Il n’y a pas vraiment de raison de se concentrer sur les entreprises
« canadiennes », dans la mesure où les transferts de cadres dans le secteur coopératif québécois semblent généralement avoir lieu à partir du bassin des entreprises situées au Québec.

En dollars constants de 2015, la rémunération directe du chef de la direction de Desjardins a augmenté de 147% de 2001 à 2015, passant de 1 079 626 $ à
2 664 598 $. Pendant ce temps, le salaire moyen des employés de Desjardins a augmenté de « seulement » 46%, passant de 40 638 $ à 59 386 $. Desjardins ne semble jamais avoir visé un « ratio d’équité » entre la rémunération du chef de la direction et celle des autres employés de la coopérative.

La recherche montre que les chefs de la direction circulent en fait très rarement d’une entreprise à une autre et qu’ils sont généralement recrutés à l’interne. Entre 1993 et 1998, il n’y eut que six transferts directs de chef de la direction d’une entreprise du S&P 500 à une autre.

Chez Desjardins, alors que la pratique du benchmarking horizontal (comparaison du même poste chez différentes entreprises) est fortement ancrée, celle du benchmarking vertical (comparaison de différents postes à l’intérieur de la même entreprise) semble sinon absente, du moins peu déterminante.
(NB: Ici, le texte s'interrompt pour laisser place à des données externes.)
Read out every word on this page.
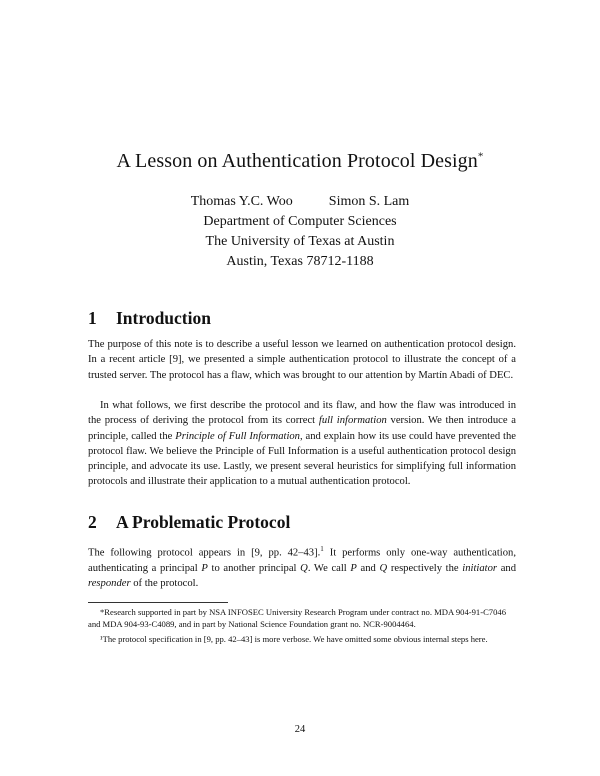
A Lesson on Authentication Protocol Design*
Thomas Y.C. Woo	Simon S. Lam
Department of Computer Sciences
The University of Texas at Austin
Austin, Texas 78712-1188
1 Introduction
The purpose of this note is to describe a useful lesson we learned on authentication protocol design. In a recent article [9], we presented a simple authentication protocol to illustrate the concept of a trusted server. The protocol has a flaw, which was brought to our attention by Martín Abadi of DEC.
In what follows, we first describe the protocol and its flaw, and how the flaw was introduced in the process of deriving the protocol from its correct full information version. We then introduce a principle, called the Principle of Full Information, and explain how its use could have prevented the protocol flaw. We believe the Principle of Full Information is a useful authentication protocol design principle, and advocate its use. Lastly, we present several heuristics for simplifying full information protocols and illustrate their application to a mutual authentication protocol.
2 A Problematic Protocol
The following protocol appears in [9, pp. 42–43].$^1$ It performs only one-way authentication, authenticating a principal P to another principal Q. We call P and Q respectively the initiator and responder of the protocol.
*Research supported in part by NSA INFOSEC University Research Program under contract no. MDA 904-91-C7046 and MDA 904-93-C4089, and in part by National Science Foundation grant no. NCR-9004464.
¹The protocol specification in [9, pp. 42–43] is more verbose. We have omitted some obvious internal steps here.
24
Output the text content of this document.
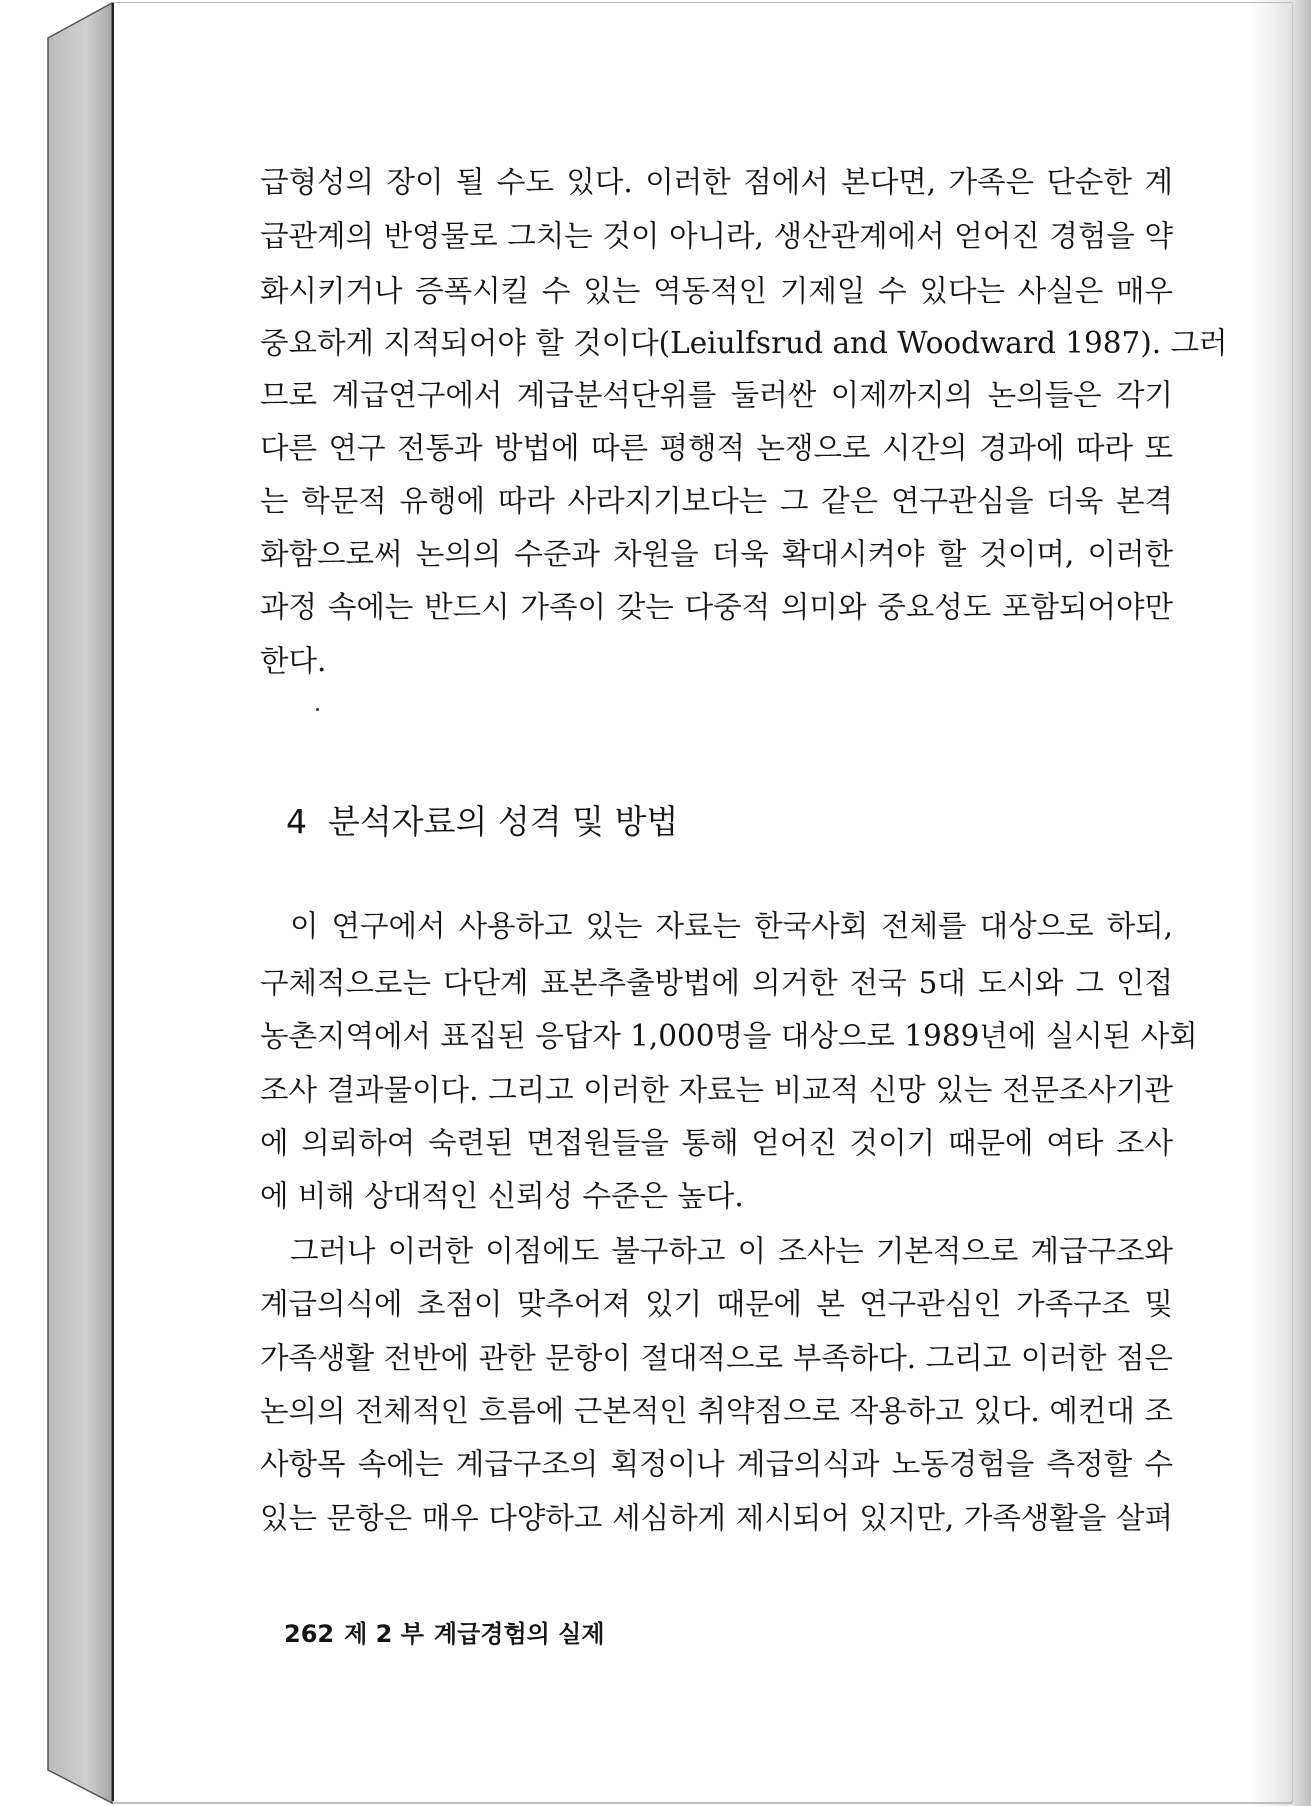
급형성의 장이 될 수도 있다. 이러한 점에서 본다면, 가족은 단순한 계
급관계의 반영물로 그치는 것이 아니라, 생산관계에서 얻어진 경험을 약
화시키거나 증폭시킬 수 있는 역동적인 기제일 수 있다는 사실은 매우
중요하게 지적되어야 할 것이다(Leiulfsrud and Woodward 1987). 그러
므로 계급연구에서 계급분석단위를 둘러싼 이제까지의 논의들은 각기
다른 연구 전통과 방법에 따른 평행적 논쟁으로 시간의 경과에 따라 또
는 학문적 유행에 따라 사라지기보다는 그 같은 연구관심을 더욱 본격
화함으로써 논의의 수준과 차원을 더욱 확대시켜야 할 것이며, 이러한
과정 속에는 반드시 가족이 갖는 다중적 의미와 중요성도 포함되어야만
한다.
4 분석자료의 성격 및 방법
이 연구에서 사용하고 있는 자료는 한국사회 전체를 대상으로 하되,
구체적으로는 다단계 표본추출방법에 의거한 전국 5대 도시와 그 인접
농촌지역에서 표집된 응답자 1,000명을 대상으로 1989년에 실시된 사회
조사 결과물이다. 그리고 이러한 자료는 비교적 신망 있는 전문조사기관
에 의뢰하여 숙련된 면접원들을 통해 얻어진 것이기 때문에 여타 조사
에 비해 상대적인 신뢰성 수준은 높다.
그러나 이러한 이점에도 불구하고 이 조사는 기본적으로 계급구조와
계급의식에 초점이 맞추어져 있기 때문에 본 연구관심인 가족구조 및
가족생활 전반에 관한 문항이 절대적으로 부족하다. 그리고 이러한 점은
논의의 전체적인 흐름에 근본적인 취약점으로 작용하고 있다. 예컨대 조
사항목 속에는 계급구조의 획정이나 계급의식과 노동경험을 측정할 수
있는 문항은 매우 다양하고 세심하게 제시되어 있지만, 가족생활을 살펴
262 제 2 부 계급경험의 실제
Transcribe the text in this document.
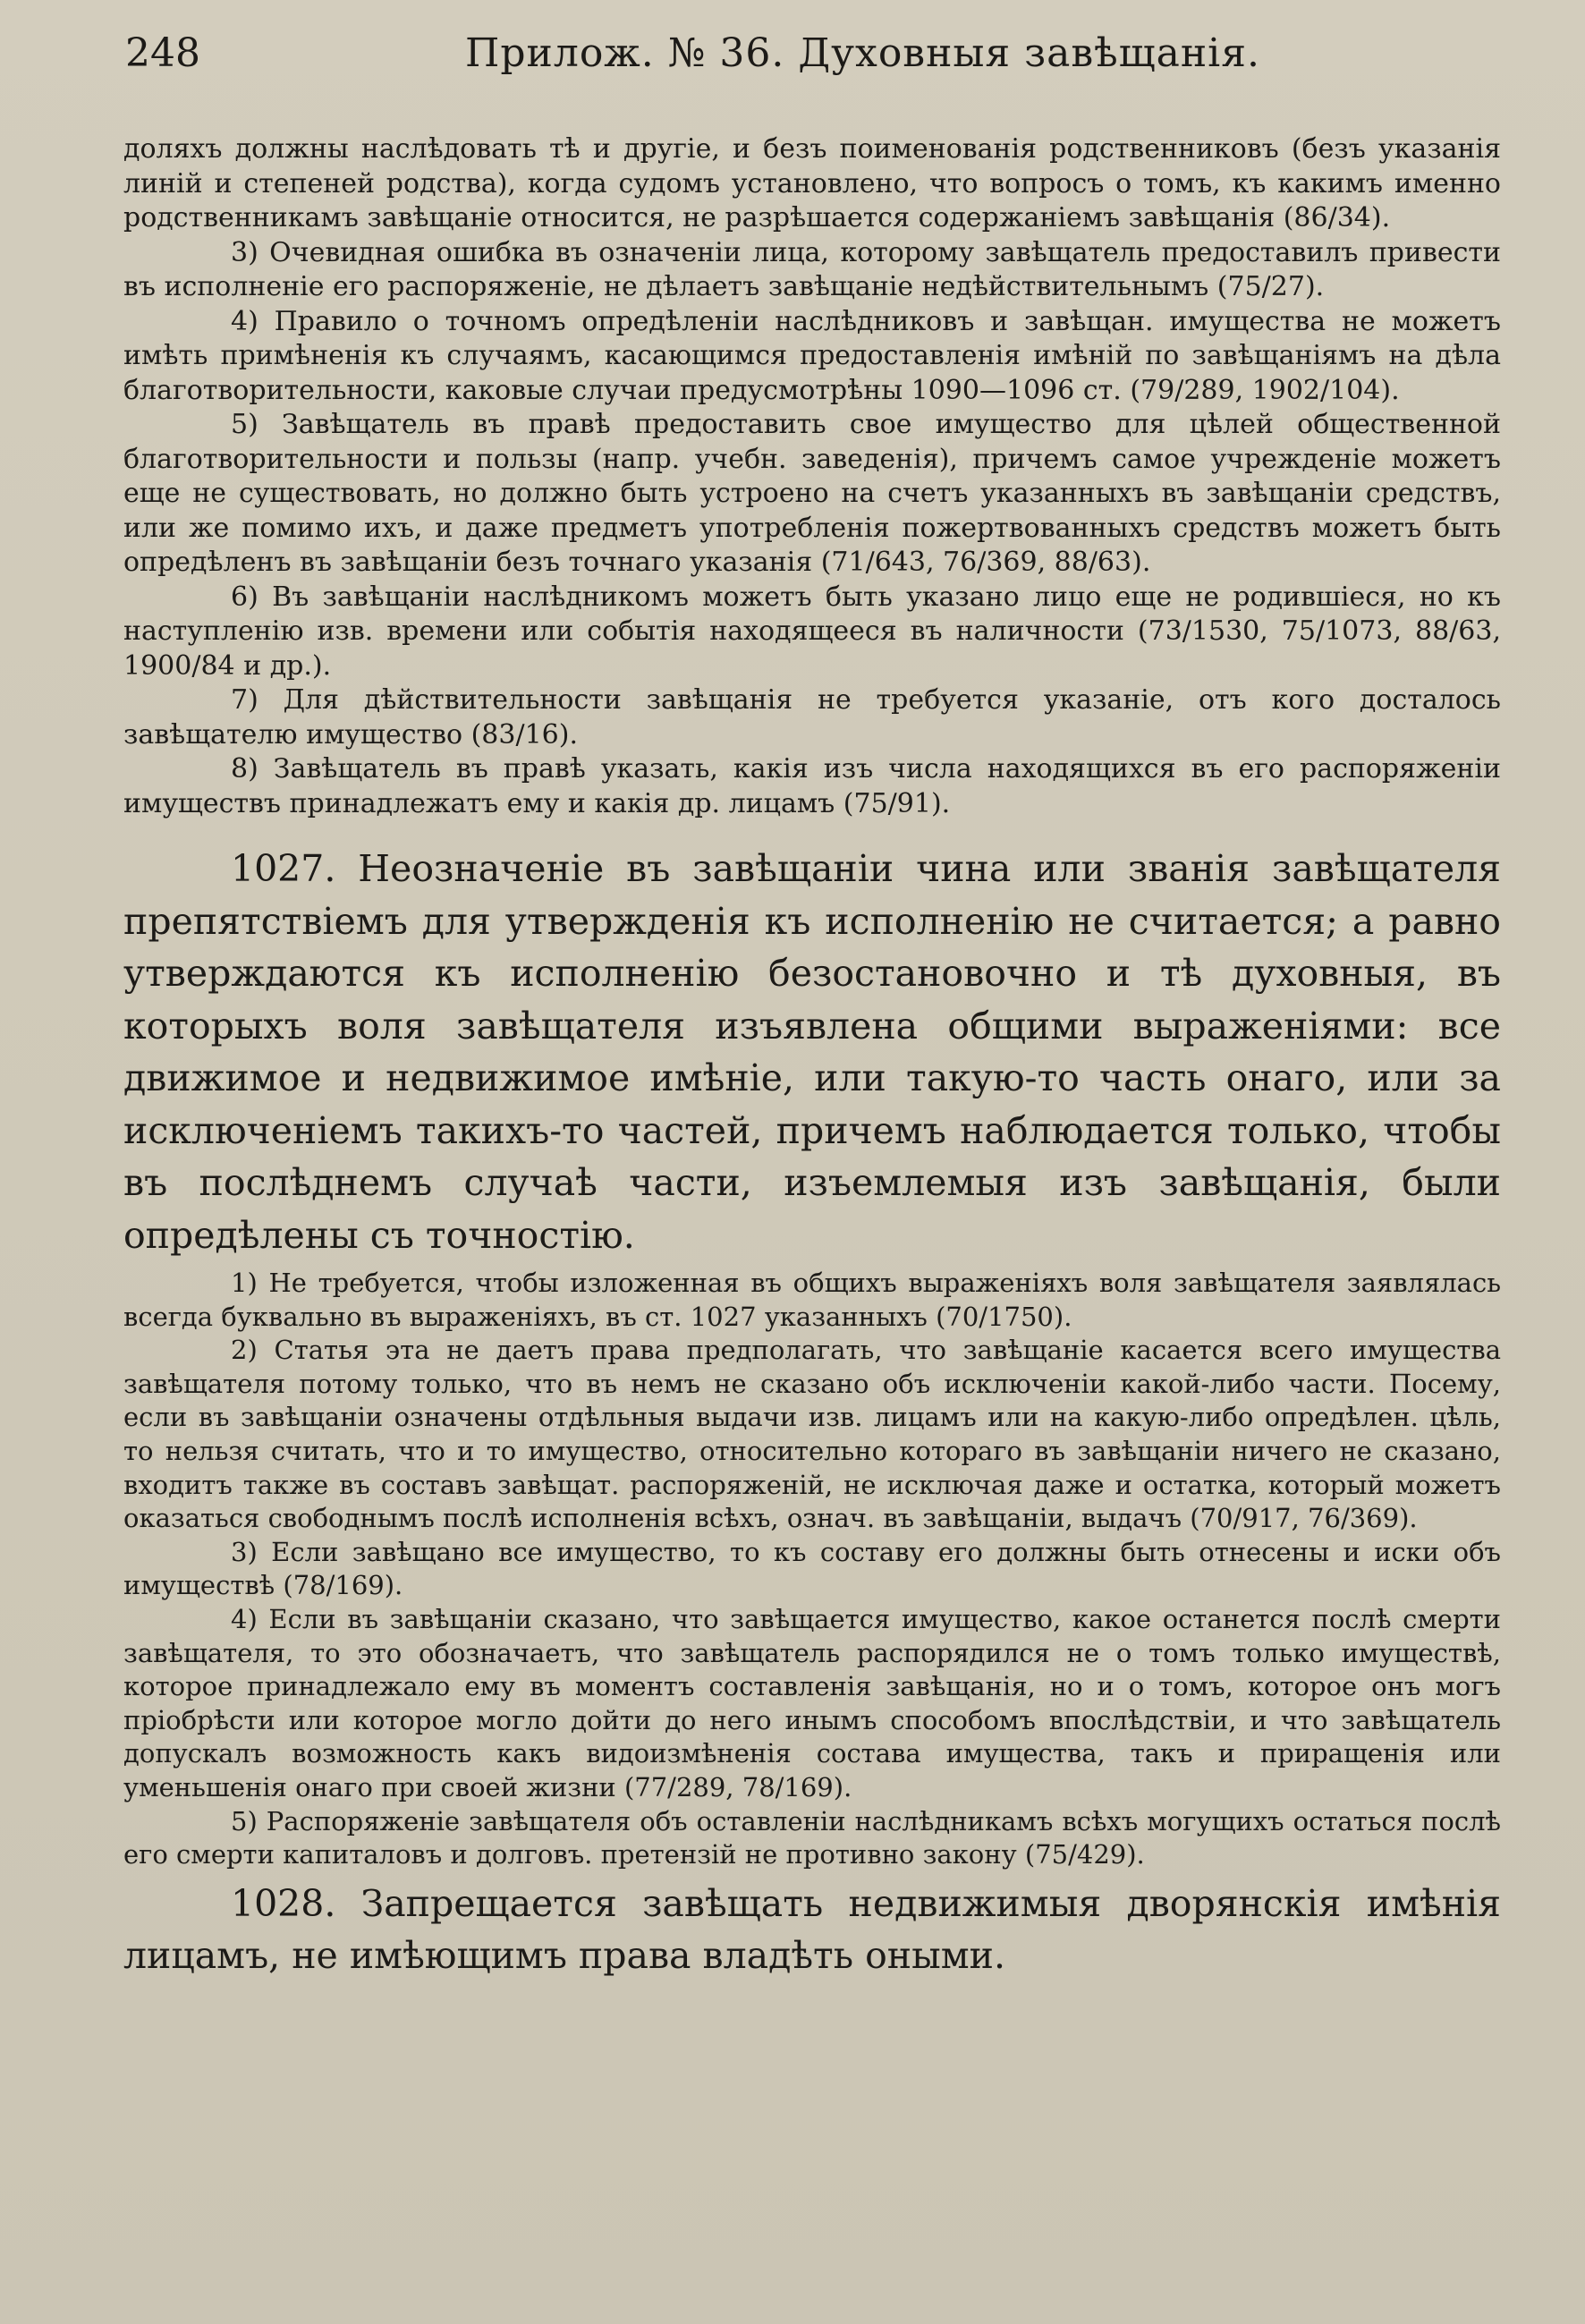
248	Прилож. № 36. Духовныя завѣщанія.

доляхъ должны наслѣдовать тѣ и другіе, и безъ поименованія родственниковъ (безъ указанія линій и степеней родства), когда судомъ установлено, что вопросъ о томъ, къ какимъ именно родственникамъ завѣщаніе относится, не разрѣшается содержаніемъ завѣщанія (86/34).

3) Очевидная ошибка въ означеніи лица, которому завѣщатель предоставилъ привести въ исполненіе его распоряженіе, не дѣлаетъ завѣщаніе недѣйствительнымъ (75/27).

4) Правило о точномъ опредѣленіи наслѣдниковъ и завѣщан. имущества не можетъ имѣть примѣненія къ случаямъ, касающимся предоставленія имѣній по завѣщаніямъ на дѣла благотворительности, каковые случаи предусмотрѣны 1090—1096 ст. (79/289, 1902/104).

5) Завѣщатель въ правѣ предоставить свое имущество для цѣлей общественной благотворительности и пользы (напр. учебн. заведенія), причемъ самое учрежденіе можетъ еще не существовать, но должно быть устроено на счетъ указанныхъ въ завѣщаніи средствъ, или же помимо ихъ, и даже предметъ употребленія пожертвованныхъ средствъ можетъ быть опредѣленъ въ завѣщаніи безъ точнаго указанія (71/643, 76/369, 88/63).

6) Въ завѣщаніи наслѣдникомъ можетъ быть указано лицо еще не родившіеся, но къ наступленію изв. времени или событія находящееся въ наличности (73/1530, 75/1073, 88/63, 1900/84 и др.).

7) Для дѣйствительности завѣщанія не требуется указаніе, отъ кого досталось завѣщателю имущество (83/16).

8) Завѣщатель въ правѣ указать, какія изъ числа находящихся въ его распоряженіи имуществъ принадлежатъ ему и какія др. лицамъ (75/91).

1027. Неозначеніе въ завѣщаніи чина или званія завѣщателя препятствіемъ для утвержденія къ исполненію не считается; а равно утверждаются къ исполненію безостановочно и тѣ духовныя, въ которыхъ воля завѣщателя изъявлена общими выраженіями: все движимое и недвижимое имѣніе, или такую-то часть онаго, или за исключеніемъ такихъ-то частей, причемъ наблюдается только, чтобы въ послѣднемъ случаѣ части, изъемлемыя изъ завѣщанія, были опредѣлены съ точностію.

1) Не требуется, чтобы изложенная въ общихъ выраженіяхъ воля завѣщателя заявлялась всегда буквально въ выраженіяхъ, въ ст. 1027 указанныхъ (70/1750).

2) Статья эта не даетъ права предполагать, что завѣщаніе касается всего имущества завѣщателя потому только, что въ немъ не сказано объ исключеніи какой-либо части. Посему, если въ завѣщаніи означены отдѣльныя выдачи изв. лицамъ или на какую-либо опредѣлен. цѣль, то нельзя считать, что и то имущество, относительно котораго въ завѣщаніи ничего не сказано, входитъ также въ составъ завѣщат. распоряженій, не исключая даже и остатка, который можетъ оказаться свободнымъ послѣ исполненія всѣхъ, означ. въ завѣщаніи, выдачъ (70/917, 76/369).

3) Если завѣщано все имущество, то къ составу его должны быть отнесены и иски объ имуществѣ (78/169).

4) Если въ завѣщаніи сказано, что завѣщается имущество, какое останется послѣ смерти завѣщателя, то это обозначаетъ, что завѣщатель распорядился не о томъ только имуществѣ, которое принадлежало ему въ моментъ составленія завѣщанія, но и о томъ, которое онъ могъ пріобрѣсти или которое могло дойти до него инымъ способомъ впослѣдствіи, и что завѣщатель допускалъ возможность какъ видоизмѣненія состава имущества, такъ и приращенія или уменьшенія онаго при своей жизни (77/289, 78/169).

5) Распоряженіе завѣщателя объ оставленіи наслѣдникамъ всѣхъ могущихъ остаться послѣ его смерти капиталовъ и долговъ. претензій не противно закону (75/429).

1028. Запрещается завѣщать недвижимыя дворянскія имѣнія лицамъ, не имѣющимъ права владѣть оными.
Chez Desjardins, depuis 1996, il n’y a qu’en 2008 que le chef de la direction n’a pas eu droit à une prime au rendement.

Ce n’est pas le talent des gestionnaires qui a chuté vers 2008 : c’est la croissance économique d’à peu près tous les pays de la planète. Ainsi, dans le secteur financier en particulier, la soi-disant rémunération au rendement rémunère en réalité dans une bonne mesure la santé économique environnante.

La rémunération au rendement prend une importance croissante chez Desjardins. En 1996, la prime au rendement du chef de la direction représentait 10% de son salaire de base ; en 1998, près de 20% ; depuis 2009, la prime représente environ 110% du salaire de base.

Les ristournes ne cessent de baisser, alors que Desjardins est en pleine expansion. De 2002 à 2014, les ristournes ont baissé de 415 millions de dollars à 177 millions de dollars (en dollars courants) ; à l’automne 2015, il a ouvertement été question de tout simplement les abolir. La politique de rémunération ne prévoit aucun objectif à propos des ristournes.

Dans un contexte de croissance des actifs, plus de 1 000 caisses, typiquement en milieux ruraux, ont fermé leurs portes depuis le milieu des années 1990.